The Pre-Ship Safety Review

Deep Dive · Safety, Alignment & Agentic Security

The pre-ship safety review: a practical agent deployment checklist.

The preceding essays build the theory; this one converts it into a review you can actually run before an agent ships. It is organized so that the highest-leverage, fail-closed controls come first, and includes the often-missed supply-chain dimension: every MCP server and third-party tool you connect is part of your trust boundary.

STEP 1

How to use this review

This is a gate, not a survey. An item that cannot be answered with concrete evidence ("here is the allowlist," "here is the test that fails the bypass") is not a pass. Run it before launch and re-run the affected sections on every model swap, prompt change, new tool, or MCP-server upgrade — each of those can silently reopen a closed hole.

Order matters. Capability and trust-boundary controls (Steps 2–3) are fail-closed and remove impact. Detection and monitoring (Step 6) are fail-open and only add visibility. If you are time-constrained, the top of this list is where the security actually lives.

STEP 2

Capability & least privilege (fail-closed — do first)

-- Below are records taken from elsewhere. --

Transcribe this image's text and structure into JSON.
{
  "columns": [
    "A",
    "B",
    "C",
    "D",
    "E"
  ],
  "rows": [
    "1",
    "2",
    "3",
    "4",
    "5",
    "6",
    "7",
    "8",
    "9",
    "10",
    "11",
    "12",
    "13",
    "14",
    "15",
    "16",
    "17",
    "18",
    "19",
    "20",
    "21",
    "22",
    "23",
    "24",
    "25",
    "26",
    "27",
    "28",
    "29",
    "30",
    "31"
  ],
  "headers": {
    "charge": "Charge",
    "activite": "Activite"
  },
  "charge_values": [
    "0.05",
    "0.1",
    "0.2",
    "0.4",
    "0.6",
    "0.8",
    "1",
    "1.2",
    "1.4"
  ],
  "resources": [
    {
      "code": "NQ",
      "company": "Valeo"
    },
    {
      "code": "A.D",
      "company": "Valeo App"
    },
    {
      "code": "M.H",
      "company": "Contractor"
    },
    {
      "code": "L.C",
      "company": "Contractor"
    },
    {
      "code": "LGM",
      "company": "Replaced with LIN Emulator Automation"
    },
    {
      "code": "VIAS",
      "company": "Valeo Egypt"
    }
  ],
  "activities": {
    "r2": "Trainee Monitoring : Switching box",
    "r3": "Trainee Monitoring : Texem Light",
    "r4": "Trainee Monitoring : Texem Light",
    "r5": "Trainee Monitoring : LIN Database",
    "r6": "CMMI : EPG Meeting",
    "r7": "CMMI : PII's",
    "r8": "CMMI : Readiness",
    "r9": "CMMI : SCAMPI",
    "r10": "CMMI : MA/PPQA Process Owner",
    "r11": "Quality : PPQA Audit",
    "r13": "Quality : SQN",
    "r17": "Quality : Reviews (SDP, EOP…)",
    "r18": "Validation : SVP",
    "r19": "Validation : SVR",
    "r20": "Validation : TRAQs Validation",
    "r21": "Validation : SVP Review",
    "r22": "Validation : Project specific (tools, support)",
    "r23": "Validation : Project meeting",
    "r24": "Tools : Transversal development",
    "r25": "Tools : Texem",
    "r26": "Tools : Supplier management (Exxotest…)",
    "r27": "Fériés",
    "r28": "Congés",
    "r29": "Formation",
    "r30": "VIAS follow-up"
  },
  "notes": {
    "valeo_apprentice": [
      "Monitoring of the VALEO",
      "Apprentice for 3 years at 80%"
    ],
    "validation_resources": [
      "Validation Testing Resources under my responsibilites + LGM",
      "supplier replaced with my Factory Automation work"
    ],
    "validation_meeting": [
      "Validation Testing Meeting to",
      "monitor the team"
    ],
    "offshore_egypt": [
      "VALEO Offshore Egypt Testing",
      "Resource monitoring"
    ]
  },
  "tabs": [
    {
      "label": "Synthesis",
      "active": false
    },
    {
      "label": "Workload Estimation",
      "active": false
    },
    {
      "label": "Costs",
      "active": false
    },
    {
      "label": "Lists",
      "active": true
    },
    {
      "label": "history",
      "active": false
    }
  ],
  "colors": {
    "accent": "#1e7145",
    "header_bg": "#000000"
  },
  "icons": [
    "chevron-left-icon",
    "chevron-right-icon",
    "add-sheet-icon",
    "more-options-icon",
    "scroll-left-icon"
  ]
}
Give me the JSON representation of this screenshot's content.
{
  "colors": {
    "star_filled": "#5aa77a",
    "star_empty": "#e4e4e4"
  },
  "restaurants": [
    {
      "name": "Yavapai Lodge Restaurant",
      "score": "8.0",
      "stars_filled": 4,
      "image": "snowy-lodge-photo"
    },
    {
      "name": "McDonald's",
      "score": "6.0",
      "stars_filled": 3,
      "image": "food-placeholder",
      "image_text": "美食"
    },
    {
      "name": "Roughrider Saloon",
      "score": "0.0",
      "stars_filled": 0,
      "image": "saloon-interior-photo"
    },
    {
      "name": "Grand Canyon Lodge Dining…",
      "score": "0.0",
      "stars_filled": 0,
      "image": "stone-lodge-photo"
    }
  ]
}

Tool inventory exists; every tool maps to a task that requires it. Unused/"just in case" tools removed.
Each tool is scoped to the minimum: read-only where possible, record/row-limited, single-tenant, no free-form destination fields.
Credentials are short-lived, per-task, narrowly scoped. No ambient long-lived admin tokens or cloud metadata reachable from the agent's environment.
High-impact tools are state-gated — available only in states where they are valid.
For every tool: documented answer to "if an attacker controlled this call's inputs, what is the worst outcome?" and that outcome is acceptable or further constrained.

STEP 3

Trust boundary, inputs & supply chain (fail-closed)

All four input channels enumerated: direct input, retrieved content, tool/API results, persisted memory/history.
Every channel's trust level is documented. Anything externally influenceable (user uploads, public web, editable wikis, tickets, third-party APIs) is treated as untrusted.
Untrusted content is isolated from the privileged instruction/tool position (e.g. tool-less reader → validated structured handoff → privileged actor).
Provenance is tracked: code can distinguish operator instructions from retrieved/tool text.
MCP & third-party supply chain: every connected MCP server and external tool is inventoried with its owner, and treated as an untrusted input source — its responses can carry injected instructions and its tool definitions can change under you.
MCP servers and tool dependencies are pinned/version-controlled; updates go through the same safety re-review (a tool whose description or behavior changes is a new trust decision).
Default-deny network egress from any code-execution sandbox; outbound destinations allowlisted.

The most overlooked line above is the MCP/third-party one. Connecting an external server hands part of your agent's behavior to that operator's data hygiene and update discipline. An unpinned tool whose definition changes is a supply-chain compromise vector even with no attacker present.

STEP 4

Action controls & exfiltration (fail-closed)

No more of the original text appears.